Vargas Llosa decía que escribía porque no se sentía conforme con el mundo como tal, que lo incomodaba, que no lo satisfacía, y que por eso elegía transformar su presente a través de un lápiz y un papel. El Nobel de Literatura pregonaba que aquella era una de las razones por la que la mayor parte de los escritores y escritoras habían decidido hacer eso, dedicarle su vida, sus horas más valiosas, a sentarse delante de un cuaderno o de una pantalla para colocar palabra tras palabras y enhebrar un relato.
Con el tiempo, ya con la vida en mis manos, ya sin una enfermedad latente, pude abrir mis puertas, ahora sí, a la escritura de novelas. Es, ahora, mi objetivo.
También, con lo que conlleva no morir, la idea del futuro se ha hecho más abismal. Trabajo como los mortales, más de ocho horas en una institución, pero me doy el tiempo para escribir aunque sea un poco. Ya no tengo, creo y espero, al reloj en contra.
Claro, como sucede siempre, ahora mis preguntas son otras: ¿Por qué escribir? ¿Qué se busca cuando uno se pone a imaginar un relato? ¿La cuestión es solo contar una historia atractiva o aspirar a algo más? ¿Cuál es nuestro deber como escritores en el acontecer nacional?

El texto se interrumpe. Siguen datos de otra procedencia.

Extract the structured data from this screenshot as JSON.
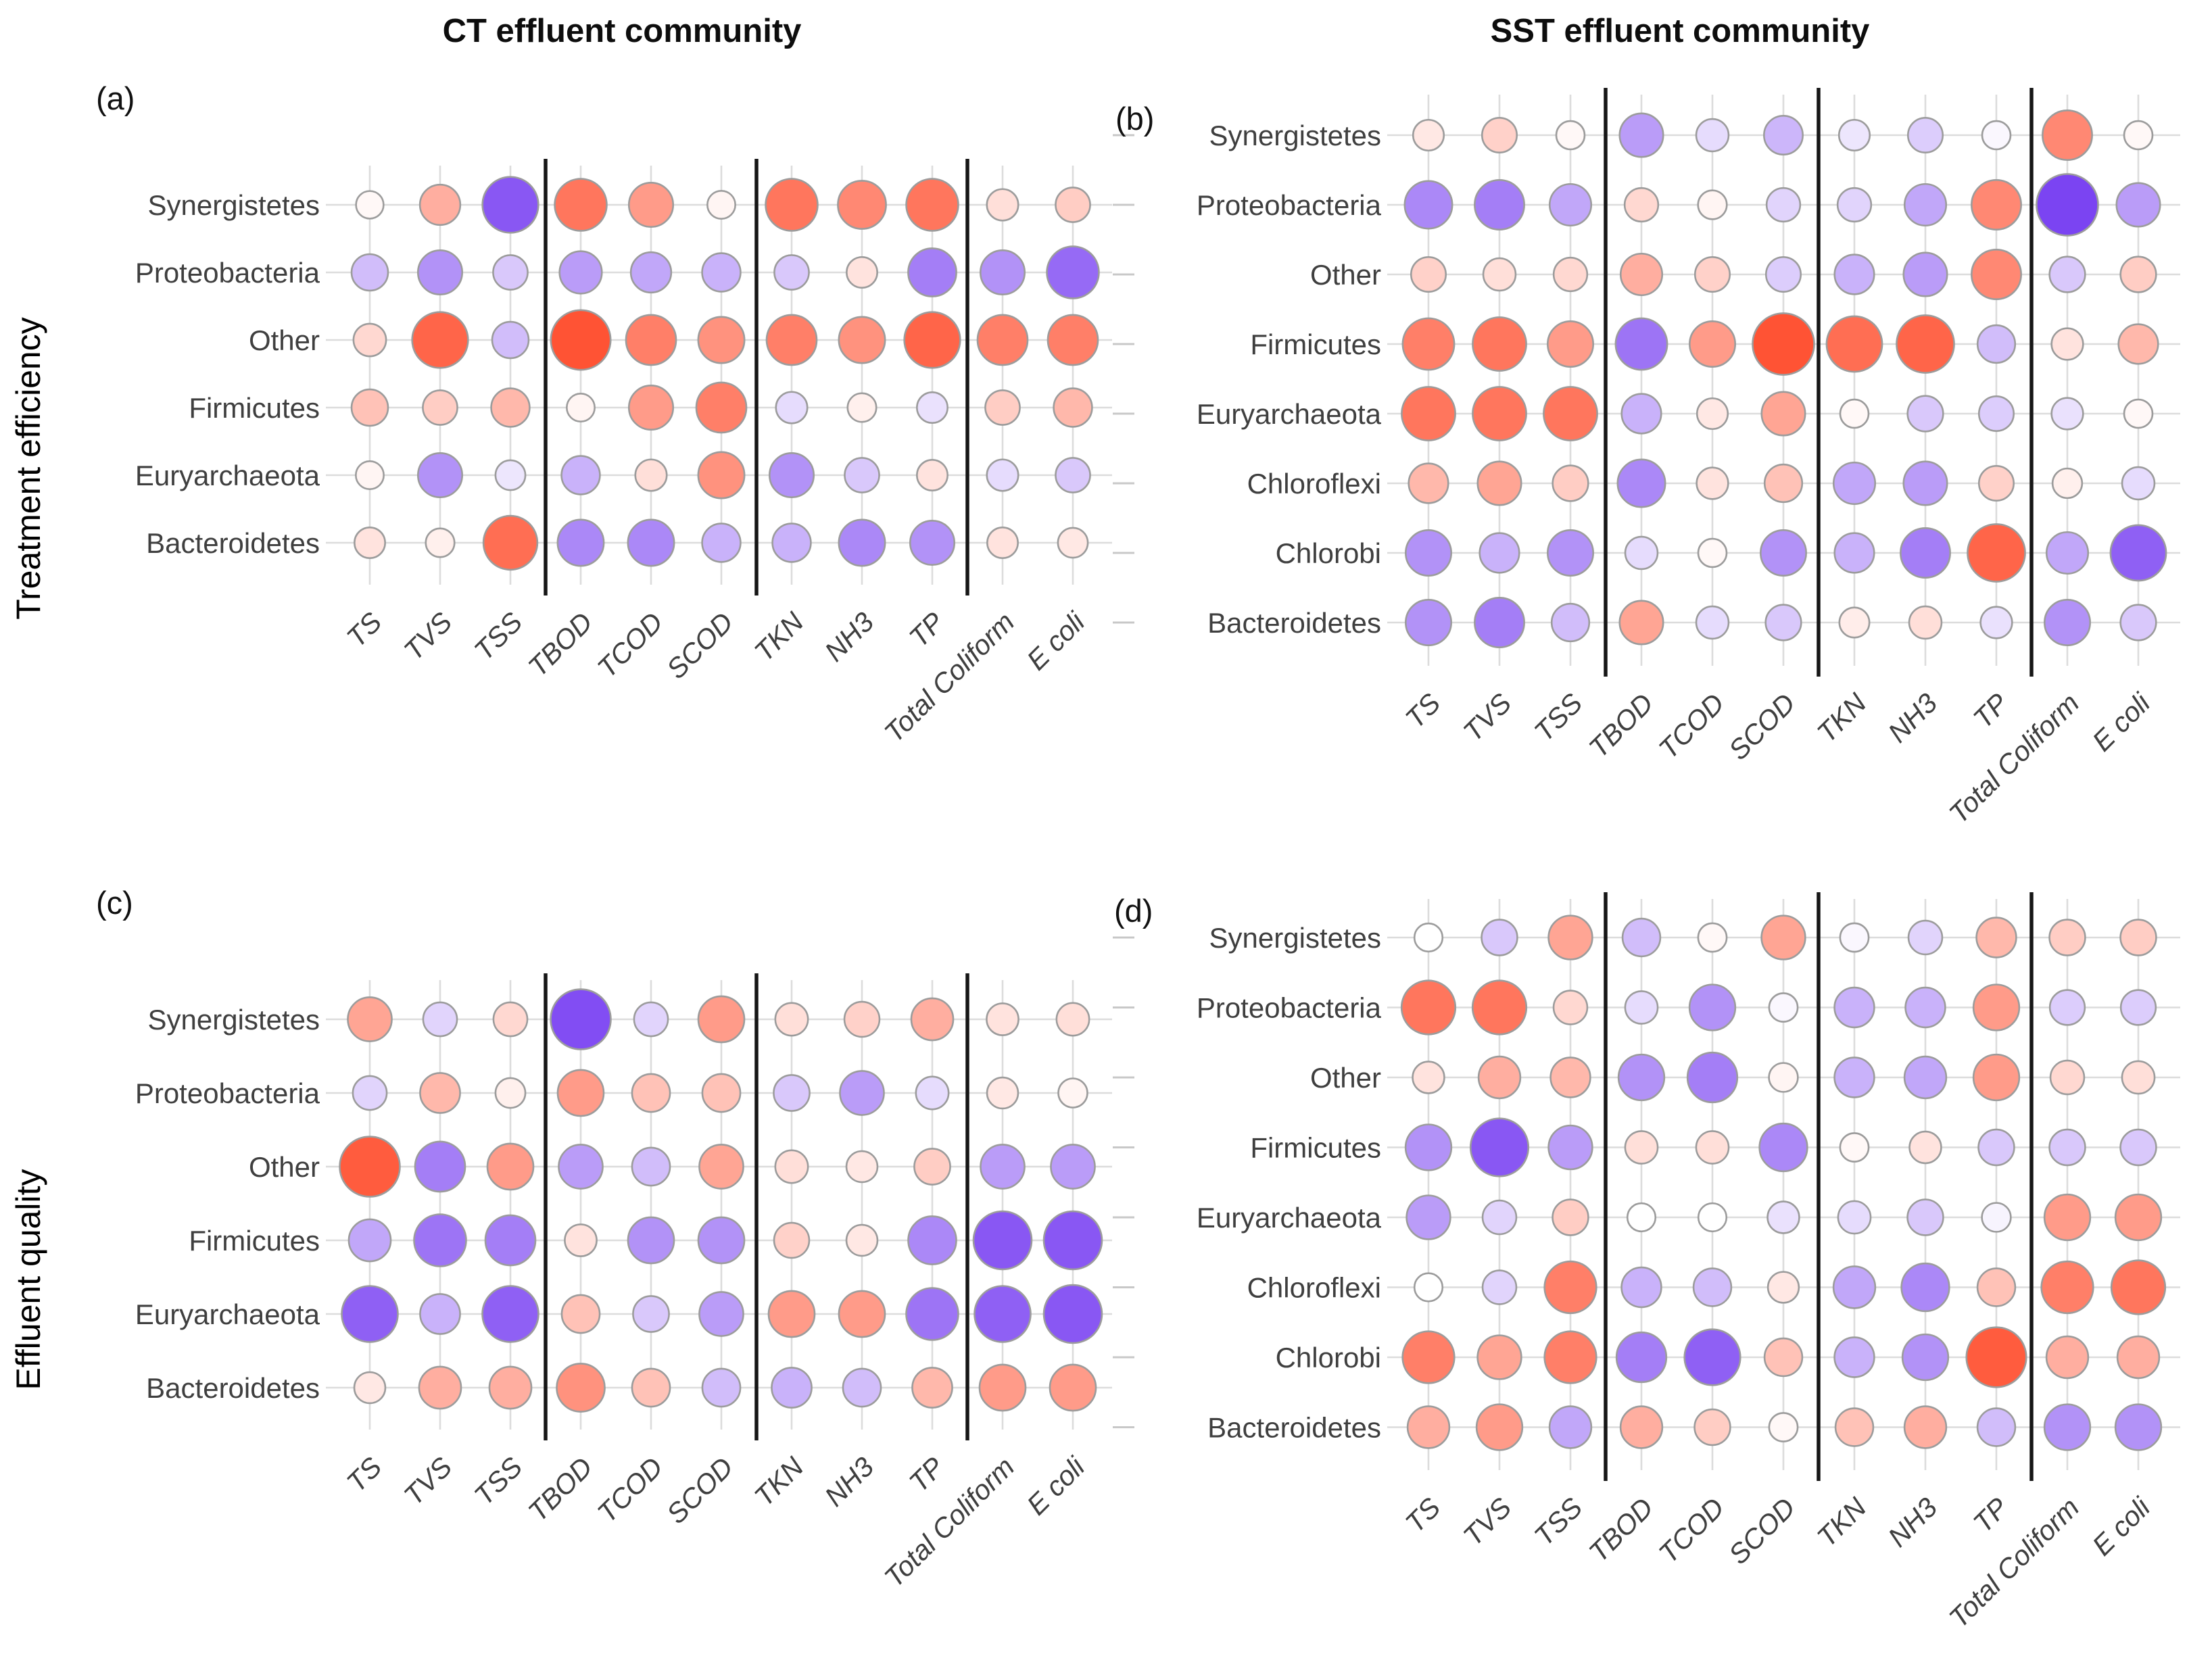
{
  "chart_data": {
    "type": "bubble-correlation",
    "description": "Correlation bubble matrix; circle color encodes sign (orange-red = positive, purple = negative), circle size and saturation encode magnitude",
    "color_positive": "#FF3A16",
    "color_negative": "#6828F0",
    "grid_color": "#dcdcdc",
    "circle_stroke": "#9c9c9c",
    "separator_color": "#161616",
    "column_titles": [
      "CT effluent community",
      "SST effluent community"
    ],
    "row_axis_labels": [
      "Treatment efficiency",
      "Effluent quality"
    ],
    "columns": [
      "TS",
      "TVS",
      "TSS",
      "TBOD",
      "TCOD",
      "SCOD",
      "TKN",
      "NH3",
      "TP",
      "Total Coliform",
      "E coli"
    ],
    "separators_after_columns": [
      "TSS",
      "SCOD",
      "TP"
    ],
    "legend_position": "none",
    "panels": [
      {
        "tag": "(a)",
        "column_title": "CT effluent community",
        "row_axis": "Treatment efficiency",
        "rows": [
          "Synergistetes",
          "Proteobacteria",
          "Other",
          "Firmicutes",
          "Euryarchaeota",
          "Bacteroidetes"
        ],
        "values": [
          [
            0.02,
            0.35,
            -0.75,
            0.65,
            0.45,
            0.03,
            0.65,
            0.55,
            0.65,
            0.12,
            0.2
          ],
          [
            -0.25,
            -0.45,
            -0.2,
            -0.4,
            -0.35,
            -0.3,
            -0.2,
            0.1,
            -0.55,
            -0.45,
            -0.65
          ],
          [
            0.15,
            0.75,
            -0.25,
            0.85,
            0.6,
            0.5,
            0.6,
            0.5,
            0.75,
            0.6,
            0.6
          ],
          [
            0.25,
            0.2,
            0.3,
            0.03,
            0.45,
            0.6,
            -0.12,
            0.05,
            -0.1,
            0.2,
            0.3
          ],
          [
            0.03,
            -0.45,
            -0.08,
            -0.3,
            0.12,
            0.5,
            -0.45,
            -0.2,
            0.1,
            -0.12,
            -0.2
          ],
          [
            0.1,
            0.05,
            0.7,
            -0.5,
            -0.5,
            -0.3,
            -0.3,
            -0.5,
            -0.45,
            0.1,
            0.08
          ]
        ]
      },
      {
        "tag": "(b)",
        "column_title": "SST effluent community",
        "row_axis": "Treatment efficiency",
        "rows": [
          "Synergistetes",
          "Proteobacteria",
          "Other",
          "Firmicutes",
          "Euryarchaeota",
          "Chloroflexi",
          "Chlorobi",
          "Bacteroidetes"
        ],
        "values": [
          [
            0.08,
            0.18,
            0.02,
            -0.4,
            -0.12,
            -0.28,
            -0.08,
            -0.18,
            -0.02,
            0.55,
            0.02
          ],
          [
            -0.5,
            -0.55,
            -0.35,
            0.15,
            0.03,
            -0.15,
            -0.15,
            -0.35,
            0.55,
            -0.85,
            -0.4
          ],
          [
            0.18,
            0.12,
            0.15,
            0.35,
            0.18,
            -0.18,
            -0.3,
            -0.4,
            0.55,
            -0.2,
            0.2
          ],
          [
            0.6,
            0.65,
            0.45,
            -0.6,
            0.45,
            0.85,
            0.7,
            0.75,
            -0.25,
            0.1,
            0.3
          ],
          [
            0.65,
            0.65,
            0.65,
            -0.3,
            0.08,
            0.4,
            0.02,
            -0.2,
            -0.18,
            -0.1,
            0.02
          ],
          [
            0.3,
            0.4,
            0.2,
            -0.5,
            0.1,
            0.25,
            -0.35,
            -0.4,
            0.18,
            0.05,
            -0.12
          ],
          [
            -0.45,
            -0.3,
            -0.45,
            -0.12,
            0.02,
            -0.45,
            -0.3,
            -0.55,
            0.75,
            -0.35,
            -0.7
          ],
          [
            -0.45,
            -0.55,
            -0.25,
            0.4,
            -0.12,
            -0.2,
            0.06,
            0.12,
            -0.1,
            -0.45,
            -0.2
          ]
        ]
      },
      {
        "tag": "(c)",
        "column_title": "CT effluent community",
        "row_axis": "Effluent quality",
        "rows": [
          "Synergistetes",
          "Proteobacteria",
          "Other",
          "Firmicutes",
          "Euryarchaeota",
          "Bacteroidetes"
        ],
        "values": [
          [
            0.4,
            -0.15,
            0.15,
            -0.8,
            -0.15,
            0.45,
            0.12,
            0.18,
            0.35,
            0.1,
            0.12
          ],
          [
            -0.15,
            0.3,
            0.05,
            0.45,
            0.25,
            0.25,
            -0.2,
            -0.4,
            -0.12,
            0.08,
            0.03
          ],
          [
            0.8,
            -0.55,
            0.45,
            -0.4,
            -0.25,
            0.4,
            0.12,
            0.08,
            0.2,
            -0.4,
            -0.4
          ],
          [
            -0.35,
            -0.6,
            -0.55,
            0.1,
            -0.45,
            -0.45,
            0.18,
            0.08,
            -0.5,
            -0.75,
            -0.75
          ],
          [
            -0.7,
            -0.3,
            -0.7,
            0.25,
            -0.2,
            -0.4,
            0.45,
            0.45,
            -0.6,
            -0.7,
            -0.75
          ],
          [
            0.08,
            0.35,
            0.35,
            0.5,
            0.25,
            -0.25,
            -0.3,
            -0.25,
            0.3,
            0.45,
            0.45
          ]
        ]
      },
      {
        "tag": "(d)",
        "column_title": "SST effluent community",
        "row_axis": "Effluent quality",
        "rows": [
          "Synergistetes",
          "Proteobacteria",
          "Other",
          "Firmicutes",
          "Euryarchaeota",
          "Chloroflexi",
          "Chlorobi",
          "Bacteroidetes"
        ],
        "values": [
          [
            0.01,
            -0.2,
            0.4,
            -0.25,
            0.02,
            0.4,
            -0.02,
            -0.15,
            0.3,
            0.2,
            0.2
          ],
          [
            0.65,
            0.65,
            0.15,
            -0.12,
            -0.45,
            -0.02,
            -0.3,
            -0.3,
            0.45,
            -0.18,
            -0.18
          ],
          [
            0.1,
            0.35,
            0.3,
            -0.45,
            -0.55,
            0.03,
            -0.3,
            -0.35,
            0.45,
            0.15,
            0.12
          ],
          [
            -0.45,
            -0.75,
            -0.4,
            0.12,
            0.12,
            -0.5,
            0.02,
            0.1,
            -0.2,
            -0.2,
            -0.2
          ],
          [
            -0.4,
            -0.15,
            0.2,
            0.01,
            0.01,
            -0.1,
            -0.12,
            -0.2,
            -0.03,
            0.45,
            0.45
          ],
          [
            0.01,
            -0.15,
            0.6,
            -0.3,
            -0.25,
            0.08,
            -0.35,
            -0.5,
            0.25,
            0.6,
            0.65
          ],
          [
            0.6,
            0.4,
            0.6,
            -0.55,
            -0.7,
            0.25,
            -0.3,
            -0.45,
            0.8,
            0.35,
            0.35
          ],
          [
            0.35,
            0.45,
            -0.35,
            0.35,
            0.2,
            0.02,
            0.25,
            0.35,
            -0.25,
            -0.45,
            -0.45
          ]
        ]
      }
    ]
  }
}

Mientras pienso en todo eso, termino de releer Fantasmas asesinos, de Urrelo. Con que la vida nos siga dando libros así de increíbles estaremos bien, me digo. Luego veo el documental Banderas del amanecer, de Jorge Sanjinés, y las preguntas vuelven, esta vez con tamaños aumentados. Siempre hay que ver a Sanjinés. Siempre.